Lui si voltò di scatto, gli occhi spalancati dalla sorpresa.

"Che stai facendo?" gli chiesi, cercando di mantenere la voce ferma, anche se il cuore mi batteva all'impazzata.

Reed esitò per un momento, poi il suo volto si indurì. "Non sono affari tuoi. Vai via, ragazza."

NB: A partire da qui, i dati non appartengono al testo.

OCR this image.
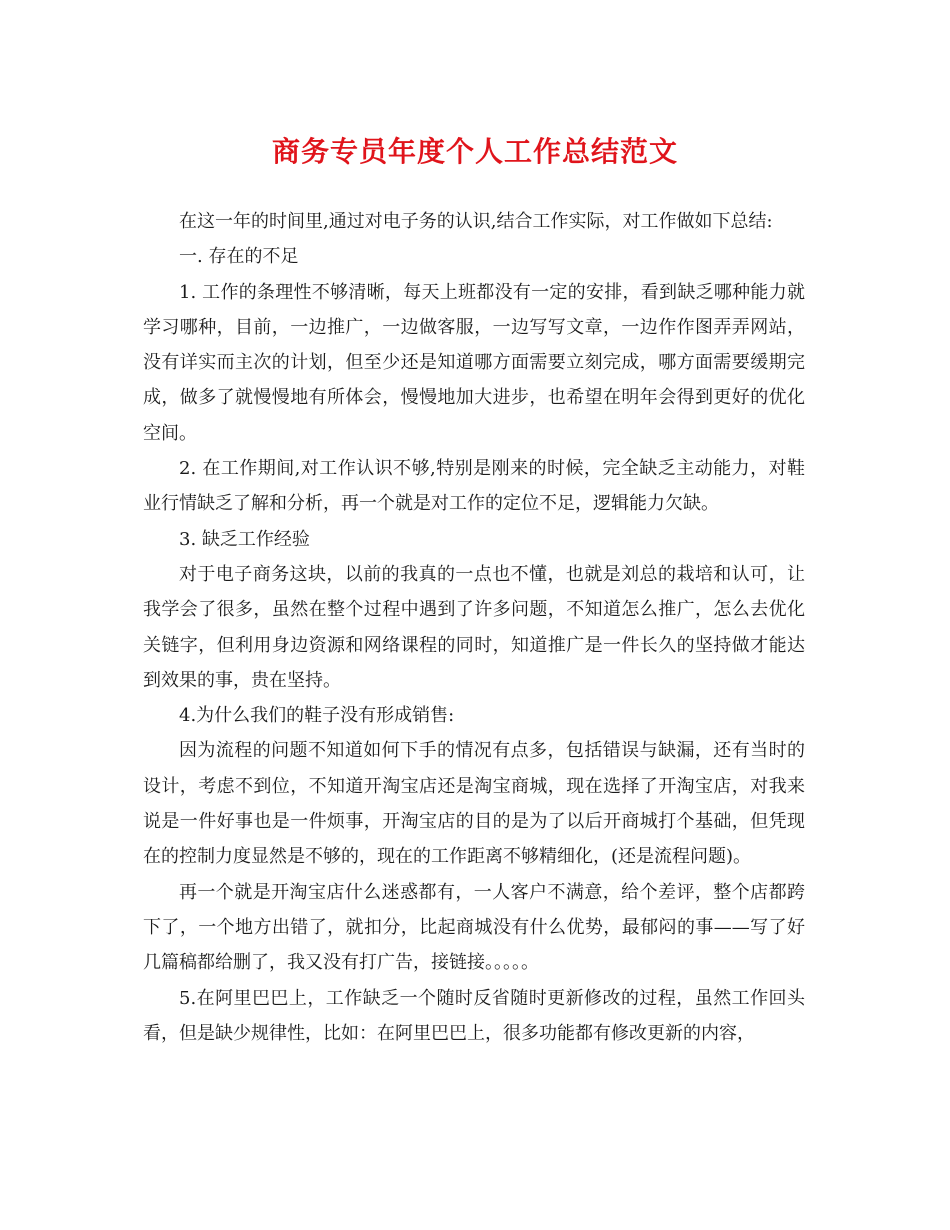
商务专员年度个人工作总结范文

在这一年的时间里,通过对电子务的认识,结合工作实际，对工作做如下总结:

一. 存在的不足

1. 工作的条理性不够清晰，每天上班都没有一定的安排，看到缺乏哪种能力就学习哪种，目前，一边推广，一边做客服，一边写写文章，一边作作图弄弄网站，没有详实而主次的计划，但至少还是知道哪方面需要立刻完成，哪方面需要缓期完成，做多了就慢慢地有所体会，慢慢地加大进步，也希望在明年会得到更好的优化空间。

2. 在工作期间,对工作认识不够,特别是刚来的时候，完全缺乏主动能力，对鞋业行情缺乏了解和分析，再一个就是对工作的定位不足，逻辑能力欠缺。

3. 缺乏工作经验

对于电子商务这块，以前的我真的一点也不懂，也就是刘总的栽培和认可，让我学会了很多，虽然在整个过程中遇到了许多问题，不知道怎么推广，怎么去优化关链字，但利用身边资源和网络课程的同时，知道推广是一件长久的坚持做才能达到效果的事，贵在坚持。

4.为什么我们的鞋子没有形成销售:

因为流程的问题不知道如何下手的情况有点多，包括错误与缺漏，还有当时的设计，考虑不到位，不知道开淘宝店还是淘宝商城，现在选择了开淘宝店，对我来说是一件好事也是一件烦事，开淘宝店的目的是为了以后开商城打个基础，但凭现在的控制力度显然是不够的，现在的工作距离不够精细化，(还是流程问题)。

再一个就是开淘宝店什么迷惑都有，一人客户不满意，给个差评，整个店都跨下了，一个地方出错了，就扣分，比起商城没有什么优势，最郁闷的事——写了好几篇稿都给删了，我又没有打广告，接链接。。。。。

5.在阿里巴巴上，工作缺乏一个随时反省随时更新修改的过程，虽然工作回头看，但是缺少规律性，比如：在阿里巴巴上，很多功能都有修改更新的内容，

"Non mi muovo finché non mi dici la verità," insistetti, puntando l'arco verso di lui. "Non c'è nessun gruppo organizzato, vero? Hai mentito solo per entrare qui."

Il suo sguardo si fece torvo. "Sei più sveglia di quanto pensassi. Sì, ho mentito. Ma credi che mi importi? Il mondo è andato a rotoli, ragazza. Ognuno pensa a sé stesso."

La sua confessione mi fece stringere i pugni. Tutto quel tempo speso a preoccuparci di una minaccia inesistente, mentre lui ci rubava da sotto il naso.

"Se credi di andartene con quelle cose, ti sbagli," dissi, tendendo l'arco.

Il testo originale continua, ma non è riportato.